Haïti: Le président de la République, Michel Martelly, ne pourra plus compter sur le groupe des 58 députés pour obtenir la ratification de son prochain Premier ministre. Le groupe qui a facilité l'accession de Garry Conille à la Primature il y a quatre mois n'existe plus. Bien des événements sont survenus à la Chambre basse et ont mis fin à l'existence du groupe, a expliqué, mardi, Abel Descolines sur les ondes de Radio Magik 9. Le ministre chargé des relations avec le Parlement, Ralph Théano, avait indiqué lundi sur les ondes de la même station de radio qu'une majorité de députés avaient donné la garantie au président de la république qu'il pouvait compter sur eux dans le cadre de la ratification de son prochain Premier ministre. Je ne sais pas de quel univers parlementaire dont parle Ralph Théano , a réagi le député de Mirebalais avant de préciser qu'ils n'ont jamais été acquis à la cause du chef de l'Etat.
« Ce regroupement, constitué de membres du RPC, du PDP et de « Ansanm nou fò », tendances minoritaires à la Chambre des députés, avait juste compris la nécessité de doter le pays d'un Premier ministre répondant aux critères établis par la Constitution de 1987 », a rappelé l'ancien secrétaire du groupe, niant tout compromis politique dans le cadre des négociations avec le président qui ont abouti à la ratification de Garry Conille.
« Les députés attendent avec beaucoup d'impatience la désignation du prochain Premier ministre. L'absence d'un gouvernement a un impact négatif sur l'action des parlementaires qui sont perçus dans leur circonscription comme des agents de développement », a fait remarquer Abel Descolines qui n'est pas surpris de la démission de Garry Conille, vu que la divergence entre l'ancien locataire de la primature et ses ministres sur le dossier de la double nationalité avait laissé pressentir une telle fin, selon le député.

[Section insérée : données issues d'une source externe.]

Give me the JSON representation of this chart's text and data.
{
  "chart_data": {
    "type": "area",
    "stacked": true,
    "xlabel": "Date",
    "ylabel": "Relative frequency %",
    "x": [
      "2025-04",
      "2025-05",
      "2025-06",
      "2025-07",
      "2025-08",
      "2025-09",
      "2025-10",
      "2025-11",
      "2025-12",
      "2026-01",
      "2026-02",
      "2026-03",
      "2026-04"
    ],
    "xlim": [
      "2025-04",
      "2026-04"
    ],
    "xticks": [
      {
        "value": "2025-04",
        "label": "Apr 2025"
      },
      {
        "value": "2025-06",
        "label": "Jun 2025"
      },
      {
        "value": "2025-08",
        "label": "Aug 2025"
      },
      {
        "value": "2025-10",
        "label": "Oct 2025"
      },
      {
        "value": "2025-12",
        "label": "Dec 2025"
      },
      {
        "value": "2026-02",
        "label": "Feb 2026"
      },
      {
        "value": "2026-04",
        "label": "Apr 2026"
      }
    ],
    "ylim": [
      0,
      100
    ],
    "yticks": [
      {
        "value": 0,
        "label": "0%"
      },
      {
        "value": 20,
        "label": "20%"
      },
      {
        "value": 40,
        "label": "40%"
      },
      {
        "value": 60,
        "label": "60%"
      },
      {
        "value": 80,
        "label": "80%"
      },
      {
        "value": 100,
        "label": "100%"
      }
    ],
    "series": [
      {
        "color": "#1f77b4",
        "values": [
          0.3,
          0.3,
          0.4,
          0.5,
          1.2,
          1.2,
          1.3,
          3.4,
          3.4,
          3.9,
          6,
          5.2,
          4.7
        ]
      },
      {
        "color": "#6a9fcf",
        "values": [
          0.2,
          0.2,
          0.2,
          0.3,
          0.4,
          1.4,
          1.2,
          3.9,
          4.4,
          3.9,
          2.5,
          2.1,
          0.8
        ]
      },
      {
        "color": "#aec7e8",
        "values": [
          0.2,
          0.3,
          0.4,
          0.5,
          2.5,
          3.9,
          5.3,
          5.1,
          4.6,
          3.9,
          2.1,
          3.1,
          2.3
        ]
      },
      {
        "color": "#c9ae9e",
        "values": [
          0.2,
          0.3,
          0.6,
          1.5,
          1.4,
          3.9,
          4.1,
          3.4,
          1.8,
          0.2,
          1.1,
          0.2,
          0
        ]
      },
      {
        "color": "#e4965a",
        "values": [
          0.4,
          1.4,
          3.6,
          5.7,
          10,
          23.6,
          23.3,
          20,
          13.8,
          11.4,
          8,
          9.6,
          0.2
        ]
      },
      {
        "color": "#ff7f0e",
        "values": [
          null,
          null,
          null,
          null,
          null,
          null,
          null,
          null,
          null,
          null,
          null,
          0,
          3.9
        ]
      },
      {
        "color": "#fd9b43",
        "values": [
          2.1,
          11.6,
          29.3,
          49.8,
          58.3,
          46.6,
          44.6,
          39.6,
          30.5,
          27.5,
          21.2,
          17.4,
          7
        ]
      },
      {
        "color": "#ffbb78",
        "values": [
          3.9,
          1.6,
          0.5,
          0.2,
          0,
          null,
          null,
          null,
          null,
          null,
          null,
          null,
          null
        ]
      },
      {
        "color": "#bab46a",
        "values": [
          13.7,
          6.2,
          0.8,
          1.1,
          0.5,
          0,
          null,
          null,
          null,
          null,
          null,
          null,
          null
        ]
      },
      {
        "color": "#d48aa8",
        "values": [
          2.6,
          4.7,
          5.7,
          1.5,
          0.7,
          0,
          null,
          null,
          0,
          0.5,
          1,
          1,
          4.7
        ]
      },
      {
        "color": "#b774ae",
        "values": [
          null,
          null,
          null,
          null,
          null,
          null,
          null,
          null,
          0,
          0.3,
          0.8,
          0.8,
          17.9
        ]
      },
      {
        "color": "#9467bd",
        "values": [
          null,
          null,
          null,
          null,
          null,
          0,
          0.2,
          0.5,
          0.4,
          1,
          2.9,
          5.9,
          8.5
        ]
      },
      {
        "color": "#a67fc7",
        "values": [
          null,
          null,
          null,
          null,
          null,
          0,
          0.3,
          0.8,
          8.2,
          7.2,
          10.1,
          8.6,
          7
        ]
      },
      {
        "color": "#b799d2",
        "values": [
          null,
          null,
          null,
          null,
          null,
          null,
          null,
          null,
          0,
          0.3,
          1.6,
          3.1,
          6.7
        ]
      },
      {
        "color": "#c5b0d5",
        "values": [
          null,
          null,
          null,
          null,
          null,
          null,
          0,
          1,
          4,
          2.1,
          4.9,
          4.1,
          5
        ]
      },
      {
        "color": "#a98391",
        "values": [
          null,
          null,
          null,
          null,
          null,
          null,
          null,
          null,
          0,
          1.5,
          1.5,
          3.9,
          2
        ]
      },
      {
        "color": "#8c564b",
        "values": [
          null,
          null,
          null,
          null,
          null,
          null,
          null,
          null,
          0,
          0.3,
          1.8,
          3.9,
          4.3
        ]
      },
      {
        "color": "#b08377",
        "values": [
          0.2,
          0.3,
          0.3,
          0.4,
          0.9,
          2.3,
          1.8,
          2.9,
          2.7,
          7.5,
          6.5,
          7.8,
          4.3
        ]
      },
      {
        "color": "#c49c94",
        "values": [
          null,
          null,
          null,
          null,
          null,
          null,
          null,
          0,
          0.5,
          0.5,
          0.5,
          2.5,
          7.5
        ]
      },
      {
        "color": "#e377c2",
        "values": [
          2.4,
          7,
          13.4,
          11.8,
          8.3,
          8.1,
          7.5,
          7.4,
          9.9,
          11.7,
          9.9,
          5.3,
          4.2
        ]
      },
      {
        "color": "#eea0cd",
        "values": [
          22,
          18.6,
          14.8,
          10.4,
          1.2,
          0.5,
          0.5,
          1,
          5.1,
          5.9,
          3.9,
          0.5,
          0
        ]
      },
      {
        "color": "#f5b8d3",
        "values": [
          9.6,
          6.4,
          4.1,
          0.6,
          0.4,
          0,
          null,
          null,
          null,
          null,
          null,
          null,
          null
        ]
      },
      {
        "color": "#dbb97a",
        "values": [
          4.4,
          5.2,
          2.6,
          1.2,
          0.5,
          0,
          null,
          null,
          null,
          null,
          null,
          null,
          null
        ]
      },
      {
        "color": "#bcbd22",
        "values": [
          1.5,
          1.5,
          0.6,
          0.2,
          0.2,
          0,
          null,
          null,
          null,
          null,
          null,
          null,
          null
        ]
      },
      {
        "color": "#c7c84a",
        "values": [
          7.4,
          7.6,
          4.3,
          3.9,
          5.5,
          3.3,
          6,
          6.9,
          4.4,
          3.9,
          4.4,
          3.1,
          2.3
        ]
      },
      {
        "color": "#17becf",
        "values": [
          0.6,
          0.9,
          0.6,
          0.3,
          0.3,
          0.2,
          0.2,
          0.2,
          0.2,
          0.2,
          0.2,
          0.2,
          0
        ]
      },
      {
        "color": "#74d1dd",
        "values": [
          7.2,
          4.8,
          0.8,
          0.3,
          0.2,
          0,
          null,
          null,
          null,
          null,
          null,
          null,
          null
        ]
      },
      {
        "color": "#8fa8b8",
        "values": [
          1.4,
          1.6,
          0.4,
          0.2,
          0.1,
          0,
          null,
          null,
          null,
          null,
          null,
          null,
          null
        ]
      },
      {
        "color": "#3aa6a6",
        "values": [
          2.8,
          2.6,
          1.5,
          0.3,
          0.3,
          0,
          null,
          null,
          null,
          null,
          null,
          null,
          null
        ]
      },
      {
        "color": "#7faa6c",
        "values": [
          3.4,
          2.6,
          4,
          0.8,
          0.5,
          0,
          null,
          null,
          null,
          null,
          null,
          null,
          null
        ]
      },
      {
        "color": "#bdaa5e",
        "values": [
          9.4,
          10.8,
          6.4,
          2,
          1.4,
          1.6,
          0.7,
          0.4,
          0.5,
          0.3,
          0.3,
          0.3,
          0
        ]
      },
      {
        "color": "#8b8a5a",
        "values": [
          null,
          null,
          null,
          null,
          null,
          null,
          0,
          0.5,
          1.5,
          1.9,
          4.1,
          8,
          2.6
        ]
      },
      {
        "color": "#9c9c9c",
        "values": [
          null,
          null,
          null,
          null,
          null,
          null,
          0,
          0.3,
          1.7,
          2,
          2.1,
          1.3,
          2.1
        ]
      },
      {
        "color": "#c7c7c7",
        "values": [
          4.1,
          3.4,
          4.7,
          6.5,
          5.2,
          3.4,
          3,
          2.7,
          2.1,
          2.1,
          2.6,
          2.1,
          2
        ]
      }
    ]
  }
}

Laurent Lamothe, ministre des Affaires étrangères, Thierry Mayard-Paul, ministre de l'Intérieur, Anne-Valérie Milfort, tels sont les noms pressentis pour remplacer Garry Conille. « Le premier a toujours fait preuve de volontariste. Il est jovial et très accessible. Mais s'il est désigné pour être le chef du gouvernement, il doit faire attention à son entourage regorgé de gens qui ignorent le véritable rôle du Parlement haïtien dont la mission consiste à contrôler les actions du gouvernement », a suggéré Abel Descolines.
« Thierry Mayard-Paul a d'excellentes qualités. Il est également très abordable », a indiqué le parlementaire, qui croit que le fils de Constantin Mayard-Paul, ancien juriste très respecté, doit veiller à son égo. Même s'il n'existe aucune preuve concernant l'implication du ministre de l'Intérieur démissionnaire dans l'arrestation illégale du député Arnel Bélizaire en octobre dernier, ce dossier pourrait jouer contre Thierry Mayard-Paul, selon Abel Descolines. Il a refusé d'admettre que les 80 millions de gourdes mises à la disposition des députés en décembre dernier par le ministre de l'Intérieur pourrait avoir une quelconque influence sur leur décision.
Moins connue de tous, Anne- Valérie Milfort est une grande technicienne mais le poste de Premier ministre est éminemment politique, selon Abel Descolines, qui appelle l'ancienne représentante de la présidence à la CIRH à en prendre conscience.
Abel Descolines a par-dessus tout plaidé en faveur un gouvernement issu d'un accord politique entre les différentes forces représentées au Parlement, seule alternative au problème de gouvernance auquel fait face actuellement le pays, selon le parlementaire.